For the section Digital Archiving as an Art Practice by Dew Harrison, I thought the idea of archiving stuff sounded great only because I think it could really showcase an artists work; how they have grown, the different ways their art has been expressed, or just how their work has evolved. Its also possible to show how certain art pieces can reflect on different time periods in the artists lives, or how certain circumstances could affect/influence their art.
Towards the end of this section it discusses personal archiving is so accessible, and closes with "It is open to the common man, as accessible as stamp-collecting and as comfortable as the older technologies of print and photography to the present-day artist" (Harrison 108). So this quote it saying digital archiving is ubiquitous and available to everyone and every genre.

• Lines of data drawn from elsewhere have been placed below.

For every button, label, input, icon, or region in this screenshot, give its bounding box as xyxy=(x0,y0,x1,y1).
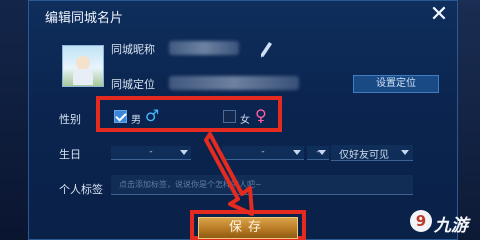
chevron-down-icon xyxy=(318,150,326,155)
tags-label: 个人标签 xyxy=(59,183,103,196)
avatar-face xyxy=(76,56,90,70)
nickname-value-blurred xyxy=(169,41,239,55)
arrow-annotation xyxy=(204,132,254,216)
birthday-year-select[interactable]: - xyxy=(111,146,191,160)
location-label: 同城定位 xyxy=(111,78,155,91)
close-icon[interactable]: ✕ xyxy=(427,3,451,27)
birthday-visibility-select[interactable]: 仅好友可见 xyxy=(331,145,413,161)
chevron-down-icon xyxy=(401,150,409,155)
avatar[interactable] xyxy=(62,45,104,87)
birthday-year-value: - xyxy=(149,147,153,157)
birthday-day-select[interactable]: - xyxy=(307,146,329,160)
save-button[interactable]: 保存 xyxy=(198,217,298,239)
save-highlight-box: 保存 xyxy=(190,210,306,240)
chevron-down-icon xyxy=(180,150,188,155)
dialog-title: 编辑同城名片 xyxy=(45,11,124,26)
gender-highlight-box xyxy=(96,96,282,132)
birthday-label: 生日 xyxy=(59,148,81,161)
watermark-text: 九游 xyxy=(434,216,468,236)
avatar-body xyxy=(73,69,93,85)
edit-pen-icon[interactable] xyxy=(259,41,273,59)
watermark-logo: 9 九游 xyxy=(410,208,476,236)
location-value-blurred xyxy=(169,76,299,90)
set-location-button[interactable]: 设置定位 xyxy=(353,75,439,93)
nickname-label: 同城昵称 xyxy=(111,43,155,56)
chevron-down-icon xyxy=(293,150,301,155)
visibility-value: 仅好友可见 xyxy=(339,150,389,161)
watermark-icon: 9 xyxy=(410,210,432,232)
gender-label: 性别 xyxy=(59,113,81,126)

In Preservation of Net Art in Museums by Anna Laforet, it talks about how they are trying to save all this info digitally. In reading this I remembered taking this class with Muhlhauser last semester, and we were talking about print and digital info, and how digital could easily be lost or damaged or whatever because of technical issues, whereas print is a hard physical copy (just have to find room and hope theres not a fire). I appreciated the statement on page 110: "Which elements of Net art works should be emphasised, described, documented and kept?" This makes me wonder how things are decided about what is kept and why. (I also just remembered that supposedly the library of congress is keeping every single tweet ever made. Is this true? And why??)
I can understand that it can be interesting, or maybe even useful to keep things from the past. It can be fun or just a great piece of history. But how do we decide whats important enough to keep? Are there regrets over things we have tossed?